If you’re experiencing chronic diarrhea and have a known fibroid diagnosis, or if you have unexplained bowel changes along with any pelvic symptoms, it’s worth connecting the two in conversation with your provider. Pelvic imaging can reveal whether a fibroid’s size and position could explain what’s happening in your gut.

When Bowel Symptoms Become Urgent

In rare cases, very large fibroids can cause mechanical compression of the small bowel, leading to a partial or complete bowel obstruction. This is uncommon but serious. Warning signs include severe cramping abdominal pain that comes in waves, vomiting, inability to pass gas or have a bowel movement at all, loss of appetite, and visible abdominal swelling. A bowel obstruction requires immediate medical attention. Large residual fibroids and adhesions from prior procedures like uterine artery embolization are known risk factors for this complication.

Treatment and Symptom Relief

The most reliable way to resolve fibroid-related diarrhea is to treat the fibroids themselves. When the source of pressure on the bowel is removed or reduced, digestive symptoms typically improve along with bleeding and pelvic pain.

Uterine artery embolization (UAE), a minimally invasive procedure that shrinks fibroids by cutting off their blood supply, reduces fibroid volume by about 70% on average. In clinical follow-up, about 61% of patients report improvement in bulk-related symptoms, the category that includes bowel pressure.

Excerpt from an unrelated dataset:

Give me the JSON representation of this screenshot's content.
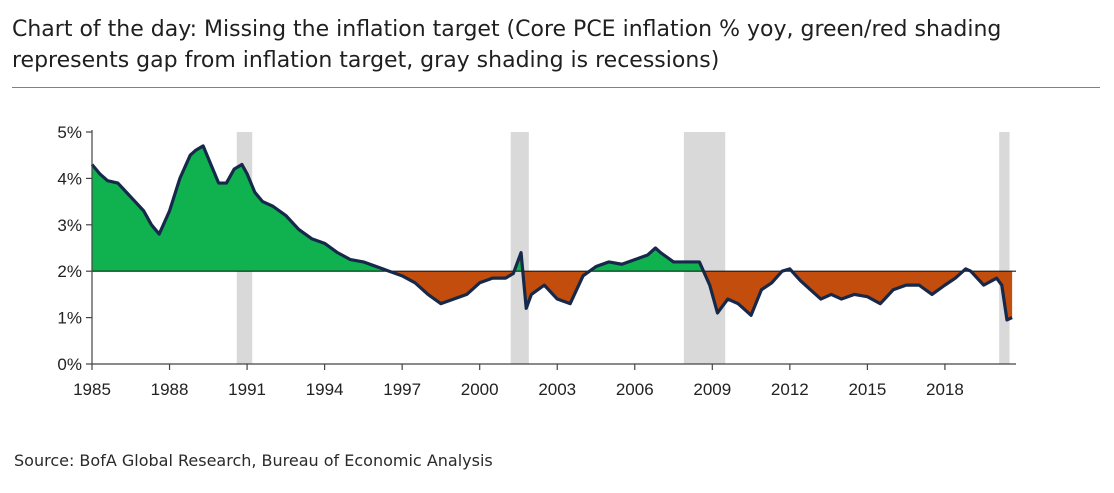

Pain improves in roughly 70% of patients, and bleeding in up to 96%. Myomectomy, the surgical removal of fibroids while preserving the uterus, is another option, particularly when fibroids are large or few in number. For fibroids growing into the uterine cavity, a hysteroscopic approach allows removal through the vagina with no incisions.

While awaiting treatment or if your symptoms are mild, dietary adjustments can help manage day-to-day bowel irregularity. Soluble fiber can firm up loose stools, staying well-hydrated supports regular bowel function, and keeping a symptom diary can help you identify patterns tied to your cycle or specific triggers. These measures won’t address the underlying cause, but they can make the symptoms more manageable in the meantime.